I have seen some evidence in recruiting and virtual meetings. For recruiting, a lot of HR departments, especially in high-tech sectors, adopted best practices for online interviews since face-to-face wasn’t available.

I can see a lot of good things coming out of that. Lots of traditional biases may not be transmitted online. You’re less likely to ask “what fraternity did you go to” when you know the interview’s being recorded. But we also lose the fidelity of the face-to-face interaction. So there are pros and cons.

For virtual meetings, I’ve seen evidence of more participation on Zoom conference calls. People who are generally very quiet in in-person meetings tend to use the chat function in virtual meetings. At one of our annual conferences we generally don’t see a lot of women or minorities voicing their opinions by raising a hand and standing up – that’s very intimidating for someone who just joined the community. Zoom calls somehow reduce the status effect. You feel like anybody can ask a question on chat. It’s good to hear more diversity of voices using this online format.

What are you most excited about or worried about in data science?

Before the pandemic, one popular topic was automation and jobs, specifically whether robots were taking over all of our work and creating mass unemployment. I co-authored a paper recently looking at robot adoption and employment and productivity in Canada, and we found the opposite effect. Automation measured by robot adoption increased employment and productivity. In the short run that’s a good thing. People adopted robots not because they wanted to reduce costs but because they wanted to improve services and product quality.

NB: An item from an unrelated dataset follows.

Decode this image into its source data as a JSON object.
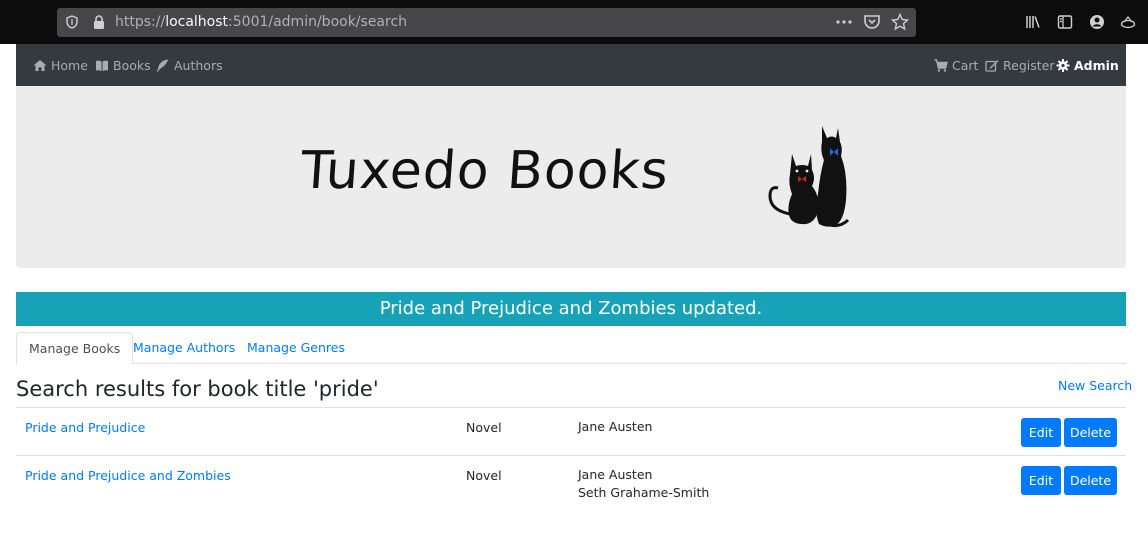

The not-so great thing we found is that the employment change is not uniform. We see a very high increase in employment for low- and high-skilled labor but a drastic decrease in middle-skilled labor and managers. What do we do with displaced middle-skilled workers? How do we change the nature of work so we don’t have a bunch of professional workers and then a massive number of low-skill workers with no hope of advancing? That’s what I worry about.

If automation led to reinvestments and ultimately increases in the number of jobs, that suggests the firms that were already winning were the ones that made the changes. Does this have winner-take-all effects?

Your intuition is spot on. It’s not about adopting robots to directly replace workers. It’s about the robot-adopting firms getting so much better than the non-adopting firms that they take market share, and the non-adopters have to lay off workers.

Firms that invested in technology and digital acceleration are seeing disproportionate benefits. Has COVID accelerated that trend?

Absolutely. You need to start investing in data analytics technologies now, you don’t have a choice. You see that productivity gap widens between firms that adopt AI and firms that do not. Covid-19 unfortunately might have accelerated that process. You will likely see dramatic industry turbulence are similar to what happened when electricity replaced steam engines.

It is important to know the mechanism through which automation affects jobs. If robot-adopting firms displace the not-so productive firms, as opposed to robots directly replacing workers, the policy implication is completely different. A robot tax as the EU proposed it a couple of years ago may be misguided. We should be thinking about how to help firms use these technologies to improve productivity, and how to mitigate the negative consequences associated with skill polarizations.

How can we to mitigate those inequality effects?

Robot automation cannot do even close to what humans can do, so we need to find out what is the added value we can provide.

To mitigate the inequality, we have to invest more in education and training, and maybe entrepreneurship. It’s not every middle-skilled worker that’s going to be replaced. People will still need to repair robots, work with robots. There’s going to be a whole set of retraining about how to use AI, how to curate data. There’s a lot of dirty work around making things available for the fancy algorithms to process. And every time a new technology is born, there’s going to be a lot of process re-engineering. In that process, you’ll discover new types of jobs.